For the apps and systems that I use, I have two very high level yet very important requirements for updates to the application:
- 1. Works as designed (i.e. not buggy, doesn’t crash, etc.)
- 2. Is at least as fast and easy to use as the last version (hopefully faster, but definitely not slower)
Taking the pain
It’s been a rough week for me, mostly due to the fact that we decided to upgrade our solution from Visual Studio 2012/ReSharper 7 to Visual Studio 2015/ReSharper 10. At first, I got excited when I typed “?.” for the first time, but the excitement quickly faded.
- Everything in the IDE felt slower
- Visual Studio would often chew up 60%+ CPU on all cores, even when it seemed like nothing was happening
- ReSharper wouldn’t show me the results of my tests until ALL THE TESTS were done running
- The ReSharper test runner would die a slow death and crash if I ran a lot of tests
- If I open a solution that has a Git repository, I can’t connect to TFS to open work items in the same solution
All of this made me long for the good old days of VS2012 and a version of ReSharper that worked (not to mention that we gave these companies money for these new versions!).
Don’t get me wrong, these newer versions have a lot more features than the old versions. The problem is, I don’t use 90% of them, and they failed to meet my two most important requirements that I mentioned.
I can see how this happens.
Executive: “We need features X and Y so that we can release a new version and sell software!”
Dev team: “But we don’t have enough time to do that well.”
Executive: “That’s OK, just ship it anyway, they’ll purchase it and then we’ll fix the issues.”
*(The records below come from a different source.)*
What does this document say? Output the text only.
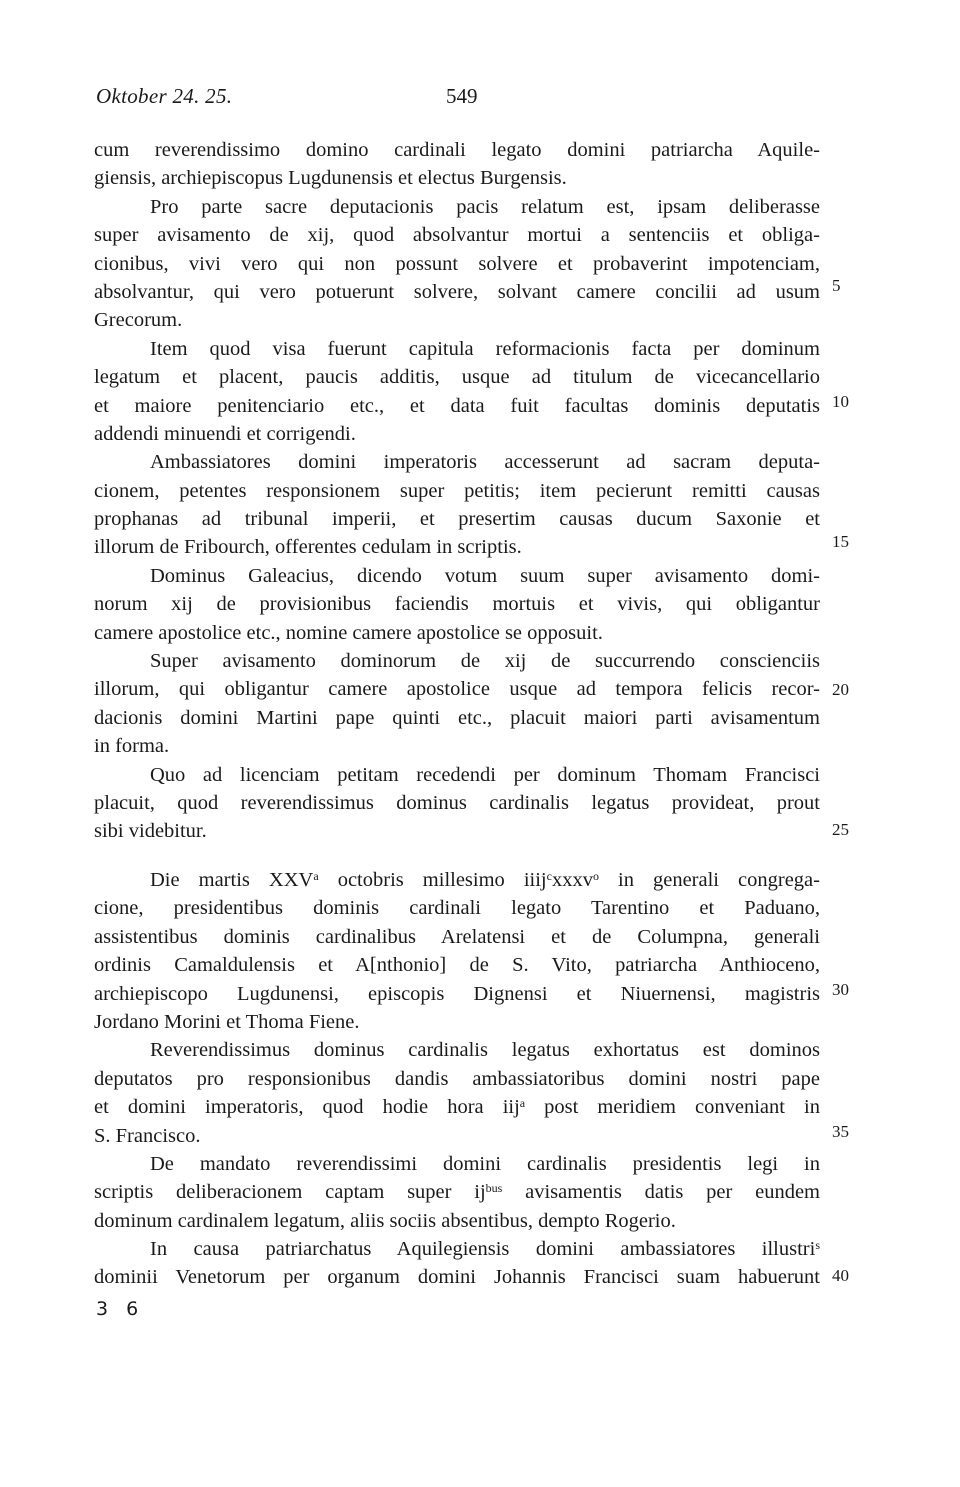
Oktober 24. 25.	549
cum reverendissimo domino cardinali legato domini patriarcha Aquile-
giensis, archiepiscopus Lugdunensis et electus Burgensis.
Pro parte sacre deputacionis pacis relatum est, ipsam deliberasse
super avisamento de xij, quod absolvantur mortui a sentenciis et obliga-
cionibus, vivi vero qui non possunt solvere et probaverint impotenciam,
absolvantur, qui vero potuerunt solvere, solvant camere concilii ad usum
Grecorum.
Item quod visa fuerunt capitula reformacionis facta per dominum
legatum et placent, paucis additis, usque ad titulum de vicecancellario
et maiore penitenciario etc., et data fuit facultas dominis deputatis
addendi minuendi et corrigendi.
Ambassiatores domini imperatoris accesserunt ad sacram deputa-
cionem, petentes responsionem super petitis; item pecierunt remitti causas
prophanas ad tribunal imperii, et presertim causas ducum Saxonie et
illorum de Fribourch, offerentes cedulam in scriptis.
Dominus Galeacius, dicendo votum suum super avisamento domi-
norum xij de provisionibus faciendis mortuis et vivis, qui obligantur
camere apostolice etc., nomine camere apostolice se opposuit.
Super avisamento dominorum de xij de succurrendo conscienciis
illorum, qui obligantur camere apostolice usque ad tempora felicis recor-
dacionis domini Martini pape quinti etc., placuit maiori parti avisamentum
in forma.
Quo ad licenciam petitam recedendi per dominum Thomam Francisci
placuit, quod reverendissimus dominus cardinalis legatus provideat, prout
sibi videbitur.
Die martis XXV$^a$ octobris millesimo iiij$^c$xxxv$^o$ in generali congrega-
cione, presidentibus dominis cardinali legato Tarentino et Paduano,
assistentibus dominis cardinalibus Arelatensi et de Columpna, generali
ordinis Camaldulensis et A[nthonio] de S. Vito, patriarcha Anthioceno,
archiepiscopo Lugdunensi, episcopis Dignensi et Niuernensi, magistris
Jordano Morini et Thoma Fiene.
Reverendissimus dominus cardinalis legatus exhortatus est dominos
deputatos pro responsionibus dandis ambassiatoribus domini nostri pape
et domini imperatoris, quod hodie hora iij$^a$ post meridiem conveniant in
S. Francisco.
De mandato reverendissimi domini cardinalis presidentis legi in
scriptis deliberacionem captam super $ij^{bus}$ avisamentis datis per eundem
dominum cardinalem legatum, aliis sociis absentibus, dempto Rogerio.
In causa patriarchatus Aquilegiensis domini ambassiatores illustri$^s$
dominii Venetorum per organum domini Johannis Francisci suam habuerunt
5
10
15
20
25
30
35
40
3 6
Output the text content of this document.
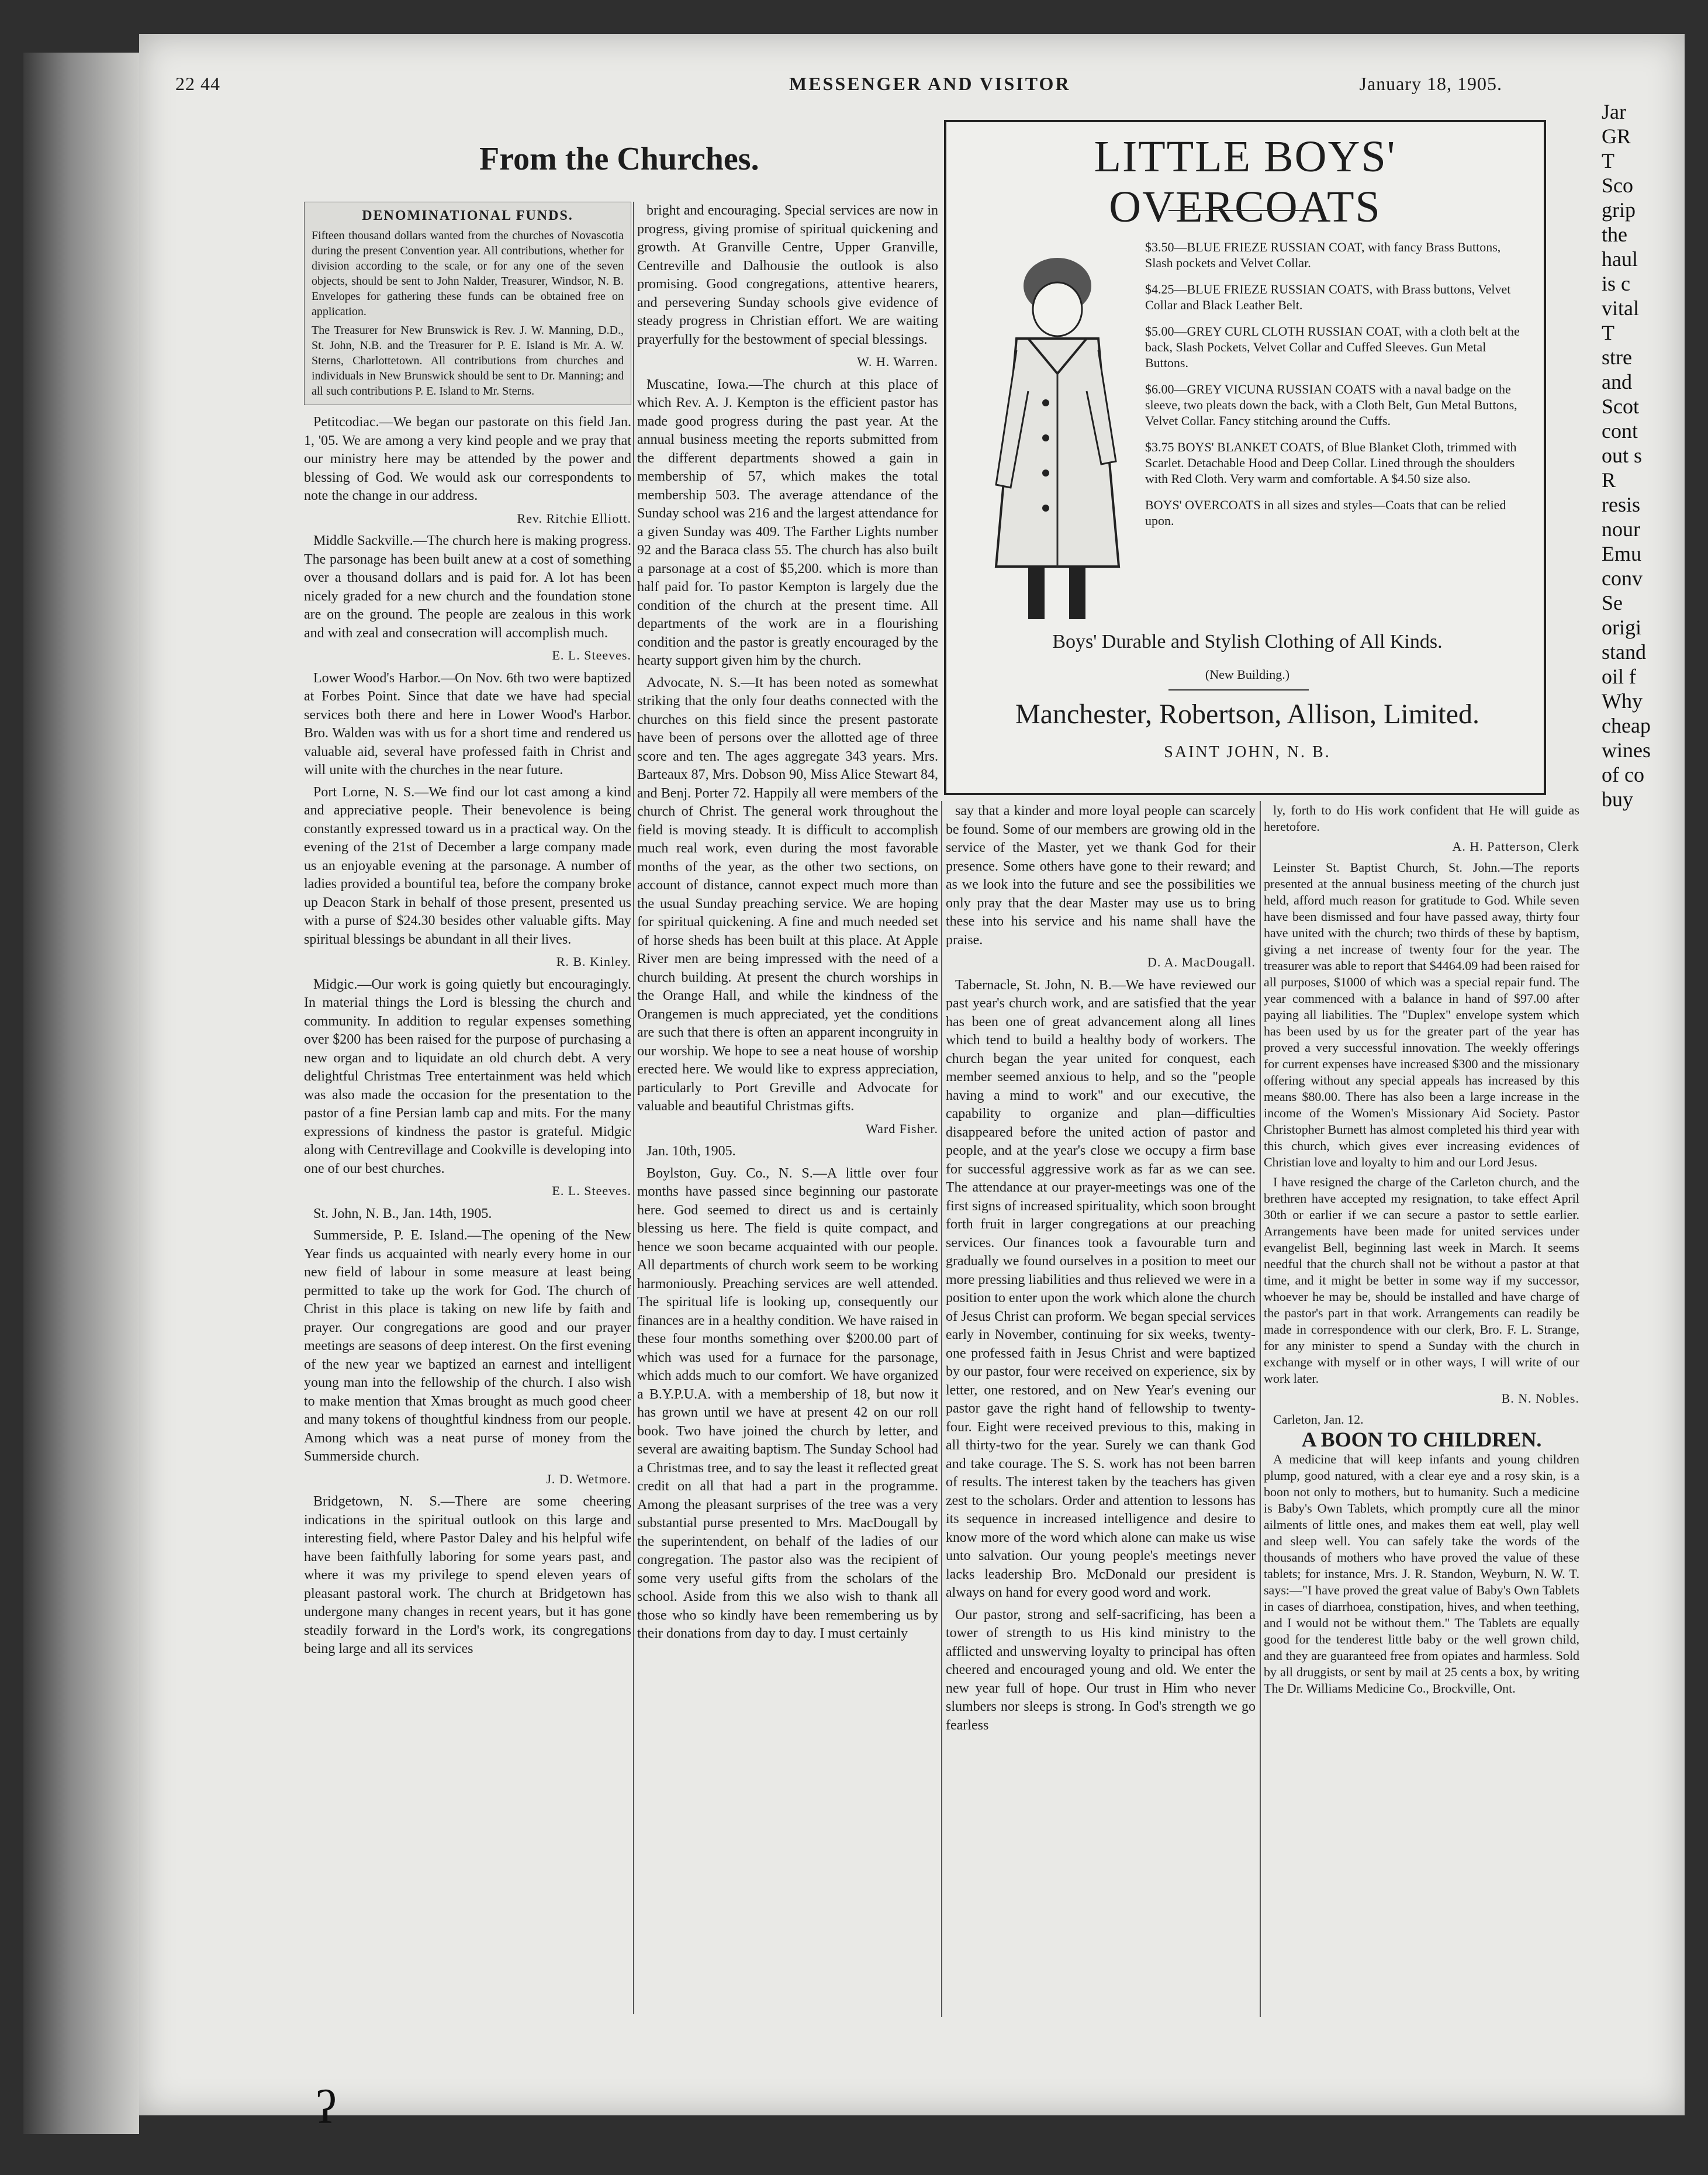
22 44	MESSENGER AND VISITOR	January 18, 1905.
From the Churches.
DENOMINATIONAL FUNDS.
Fifteen thousand dollars wanted from the churches of Novascotia during the present Convention year. All contributions, whether for division according to the scale, or for any one of the seven objects, should be sent to John Nalder, Treasurer, Windsor, N. B. Envelopes for gathering these funds can be obtained free on application.
The Treasurer for New Brunswick is Rev. J. W. Manning, D.D., St. John, N.B. and the Treasurer for P. E. Island is Mr. A. W. Sterns, Charlottetown. All contributions from churches and individuals in New Brunswick should be sent to Dr. Manning; and all such contributions P. E. Island to Mr. Sterns.

Petitcodiac.—We began our pastorate on this field Jan. 1, '05. We are among a very kind people and we pray that our ministry here may be attended by the power and blessing of God. We would ask our correspondents to note the change in our address.

Rev. Ritchie Elliott.

Middle Sackville.—The church here is making progress. The parsonage has been built anew at a cost of something over a thousand dollars and is paid for. A lot has been nicely graded for a new church and the foundation stone are on the ground. The people are zealous in this work and with zeal and consecration will accomplish much.

E. L. Steeves.

Lower Wood's Harbor.—On Nov. 6th two were baptized at Forbes Point. Since that date we have had special services both there and here in Lower Wood's Harbor. Bro. Walden was with us for a short time and rendered us valuable aid, several have professed faith in Christ and will unite with the churches in the near future.

Port Lorne, N. S.—We find our lot cast among a kind and appreciative people. Their benevolence is being constantly expressed toward us in a practical way. On the evening of the 21st of December a large company made us an enjoyable evening at the parsonage. A number of ladies provided a bountiful tea, before the company broke up Deacon Stark in behalf of those present, presented us with a purse of $24.30 besides other valuable gifts. May spiritual blessings be abundant in all their lives.

R. B. Kinley.

Midgic.—Our work is going quietly but encouragingly. In material things the Lord is blessing the church and community. In addition to regular expenses something over $200 has been raised for the purpose of purchasing a new organ and to liquidate an old church debt. A very delightful Christmas Tree entertainment was held which was also made the occasion for the presentation to the pastor of a fine Persian lamb cap and mits. For the many expressions of kindness the pastor is grateful. Midgic along with Centrevillage and Cookville is developing into one of our best churches.

E. L. Steeves.

St. John, N. B., Jan. 14th, 1905.

Summerside, P. E. Island.—The opening of the New Year finds us acquainted with nearly every home in our new field of labour in some measure at least being permitted to take up the work for God. The church of Christ in this place is taking on new life by faith and prayer. Our congregations are good and our prayer meetings are seasons of deep interest. On the first evening of the new year we baptized an earnest and intelligent young man into the fellowship of the church. I also wish to make mention that Xmas brought as much good cheer and many tokens of thoughtful kindness from our people. Among which was a neat purse of money from the Summerside church.

J. D. Wetmore.

Bridgetown, N. S.—There are some cheering indications in the spiritual outlook on this large and interesting field, where Pastor Daley and his helpful wife have been faithfully laboring for some years past, and where it was my privilege to spend eleven years of pleasant pastoral work. The church at Bridgetown has undergone many changes in recent years, but it has gone steadily forward in the Lord's work, its congregations being large and all its services

bright and encouraging. Special services are now in progress, giving promise of spiritual quickening and growth. At Granville Centre, Upper Granville, Centreville and Dalhousie the outlook is also promising. Good congregations, attentive hearers, and persevering Sunday schools give evidence of steady progress in Christian effort. We are waiting prayerfully for the bestowment of special blessings.

W. H. Warren.

Muscatine, Iowa.—The church at this place of which Rev. A. J. Kempton is the efficient pastor has made good progress during the past year. At the annual business meeting the reports submitted from the different departments showed a gain in membership of 57, which makes the total membership 503. The average attendance of the Sunday school was 216 and the largest attendance for a given Sunday was 409. The Farther Lights number 92 and the Baraca class 55. The church has also built a parsonage at a cost of $5,200. which is more than half paid for. To pastor Kempton is largely due the condition of the church at the present time. All departments of the work are in a flourishing condition and the pastor is greatly encouraged by the hearty support given him by the church.

Advocate, N. S.—It has been noted as somewhat striking that the only four deaths connected with the churches on this field since the present pastorate have been of persons over the allotted age of three score and ten. The ages aggregate 343 years. Mrs. Barteaux 87, Mrs. Dobson 90, Miss Alice Stewart 84, and Benj. Porter 72. Happily all were members of the church of Christ. The general work throughout the field is moving steady. It is difficult to accomplish much real work, even during the most favorable months of the year, as the other two sections, on account of distance, cannot expect much more than the usual Sunday preaching service. We are hoping for spiritual quickening. A fine and much needed set of horse sheds has been built at this place. At Apple River men are being impressed with the need of a church building. At present the church worships in the Orange Hall, and while the kindness of the Orangemen is much appreciated, yet the conditions are such that there is often an apparent incongruity in our worship. We hope to see a neat house of worship erected here. We would like to express appreciation, particularly to Port Greville and Advocate for valuable and beautiful Christmas gifts.

Ward Fisher.

Jan. 10th, 1905.

Boylston, Guy. Co., N. S.—A little over four months have passed since beginning our pastorate here. God seemed to direct us and is certainly blessing us here. The field is quite compact, and hence we soon became acquainted with our people. All departments of church work seem to be working harmoniously. Preaching services are well attended. The spiritual life is looking up, consequently our finances are in a healthy condition. We have raised in these four months something over $200.00 part of which was used for a furnace for the parsonage, which adds much to our comfort. We have organized a B.Y.P.U.A. with a membership of 18, but now it has grown until we have at present 42 on our roll book. Two have joined the church by letter, and several are awaiting baptism. The Sunday School had a Christmas tree, and to say the least it reflected great credit on all that had a part in the programme. Among the pleasant surprises of the tree was a very substantial purse presented to Mrs. MacDougall by the superintendent, on behalf of the ladies of our congregation. The pastor also was the recipient of some very useful gifts from the scholars of the school. Aside from this we also wish to thank all those who so kindly have been remembering us by their donations from day to day. I must certainly

LITTLE BOYS' OVERCOATS

$3.50—BLUE FRIEZE RUSSIAN COAT, with fancy Brass Buttons, Slash pockets and Velvet Collar.

$4.25—BLUE FRIEZE RUSSIAN COATS, with Brass buttons, Velvet Collar and Black Leather Belt.

$5.00—GREY CURL CLOTH RUSSIAN COAT, with a cloth belt at the back, Slash Pockets, Velvet Collar and Cuffed Sleeves. Gun Metal Buttons.

$6.00—GREY VICUNA RUSSIAN COATS with a naval badge on the sleeve, two pleats down the back, with a Cloth Belt, Gun Metal Buttons, Velvet Collar. Fancy stitching around the Cuffs.

$3.75 BOYS' BLANKET COATS, of Blue Blanket Cloth, trimmed with Scarlet. Detachable Hood and Deep Collar. Lined through the shoulders with Red Cloth. Very warm and comfortable. A $4.50 size also.

BOYS' OVERCOATS in all sizes and styles—Coats that can be relied upon.

Boys' Durable and Stylish Clothing of All Kinds.
(New Building.)
Manchester, Robertson, Allison, Limited.
SAINT JOHN, N. B.

say that a kinder and more loyal people can scarcely be found. Some of our members are growing old in the service of the Master, yet we thank God for their presence. Some others have gone to their reward; and as we look into the future and see the possibilities we only pray that the dear Master may use us to bring these into his service and his name shall have the praise.

D. A. MacDougall.

Tabernacle, St. John, N. B.—We have reviewed our past year's church work, and are satisfied that the year has been one of great advancement along all lines which tend to build a healthy body of workers. The church began the year united for conquest, each member seemed anxious to help, and so the "people having a mind to work" and our executive, the capability to organize and plan—difficulties disappeared before the united action of pastor and people, and at the year's close we occupy a firm base for successful aggressive work as far as we can see. The attendance at our prayer-meetings was one of the first signs of increased spirituality, which soon brought forth fruit in larger congregations at our preaching services. Our finances took a favourable turn and gradually we found ourselves in a position to meet our more pressing liabilities and thus relieved we were in a position to enter upon the work which alone the church of Jesus Christ can proform. We began special services early in November, continuing for six weeks, twenty-one professed faith in Jesus Christ and were baptized by our pastor, four were received on experience, six by letter, one restored, and on New Year's evening our pastor gave the right hand of fellowship to twenty-four. Eight were received previous to this, making in all thirty-two for the year. Surely we can thank God and take courage. The S. S. work has not been barren of results. The interest taken by the teachers has given zest to the scholars. Order and attention to lessons has its sequence in increased intelligence and desire to know more of the word which alone can make us wise unto salvation. Our young people's meetings never lacks leadership Bro. McDonald our president is always on hand for every good word and work.

Our pastor, strong and self-sacrificing, has been a tower of strength to us His kind ministry to the afflicted and unswerving loyalty to principal has often cheered and encouraged young and old. We enter the new year full of hope. Our trust in Him who never slumbers nor sleeps is strong. In God's strength we go fearless

ly, forth to do His work confident that He will guide as heretofore.

A. H. Patterson, Clerk

Leinster St. Baptist Church, St. John.—The reports presented at the annual business meeting of the church just held, afford much reason for gratitude to God. While seven have been dismissed and four have passed away, thirty four have united with the church; two thirds of these by baptism, giving a net increase of twenty four for the year. The treasurer was able to report that $4464.09 had been raised for all purposes, $1000 of which was a special repair fund. The year commenced with a balance in hand of $97.00 after paying all liabilities. The "Duplex" envelope system which has been used by us for the greater part of the year has proved a very successful innovation. The weekly offerings for current expenses have increased $300 and the missionary offering without any special appeals has increased by this means $80.00. There has also been a large increase in the income of the Women's Missionary Aid Society. Pastor Christopher Burnett has almost completed his third year with this church, which gives ever increasing evidences of Christian love and loyalty to him and our Lord Jesus.

I have resigned the charge of the Carleton church, and the brethren have accepted my resignation, to take effect April 30th or earlier if we can secure a pastor to settle earlier. Arrangements have been made for united services under evangelist Bell, beginning last week in March. It seems needful that the church shall not be without a pastor at that time, and it might be better in some way if my successor, whoever he may be, should be installed and have charge of the pastor's part in that work. Arrangements can readily be made in correspondence with our clerk, Bro. F. L. Strange, for any minister to spend a Sunday with the church in exchange with myself or in other ways, I will write of our work later.

B. N. Nobles.

Carleton, Jan. 12.

A BOON TO CHILDREN.

A medicine that will keep infants and young children plump, good natured, with a clear eye and a rosy skin, is a boon not only to mothers, but to humanity. Such a medicine is Baby's Own Tablets, which promptly cure all the minor ailments of little ones, and makes them eat well, play well and sleep well. You can safely take the words of the thousands of mothers who have proved the value of these tablets; for instance, Mrs. J. R. Standon, Weyburn, N. W. T. says:—"I have proved the great value of Baby's Own Tablets in cases of diarrhoea, constipation, hives, and when teething, and I would not be without them." The Tablets are equally good for the tenderest little baby or the well grown child, and they are guaranteed free from opiates and harmless. Sold by all druggists, or sent by mail at 25 cents a box, by writing The Dr. Williams Medicine Co., Brockville, Ont.

Jar
GR
T
Sco
grip
the
haul
is c
vital
T
stre
and
Scot
cont
out s
R
resis
nour
Emu
conv
Se
origi
stand
oil f
Why
cheap
wines
of co
buy
ʔ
In my case, they’re going to get away with it because I don’t have an alternative to Visual Studio and ReSharper right now. But it still feels wrong.
Running through mud
Another example: Why does every new version of an operating system have to get slower? I have a 5 year old MacBook Pro that I had to upgrade from Snow Leopard (which was working great, BTW) to El Capitan because no one was supporting Snow Leopard anymore. Now my MBP feels 5 years old and it’s much slower.
If you’re a Linux person, you’re probably laughing at everything that I’m saying because everything for you is lightning fast with the command line, simple user interfaces, etc. When I was last doing Ruby, we used gVim as our IDE (basically a simple text editor with basic highlighting, basic autocomplete, tabbed windows, and of course the power of Vim). Contrast that with the bloat of Visual Studio.
The opposite experience
This morning, I got the Android Marshmallow update for my LG G4. When I read up on Android Marshmallow, the general sentiment out there seemed to be, “There’s nothing big in this release, just some minor features, increased performance, and better battery life.”
What!!!! I’ve only had Marshmallow for about 4 hours, but I can tell that it’s a little snappier than before. They made minor usability changes in the OS that are nice. I can’t speak for the battery life after just 4 hours, but it doesn’t seem to be any worse than before from what I can tell.
What a breath of fresh air. I don’t have to sacrifice performance for unnecessary feature bloat. I don’t have to buy a new phone to make the latest OS work as designed (right, older iPhone users?). All this makes me a happy user.
You do this to people too
What do your users have to say about the updates you release? Sure, you’re going to have the curmudgeons that don’t like any change, and you can’t please everyone. But too often we ignore the non-functional requirements like performance, usability, and user happiness. Those things might just be more important to your users than those new shiny features you’re working on.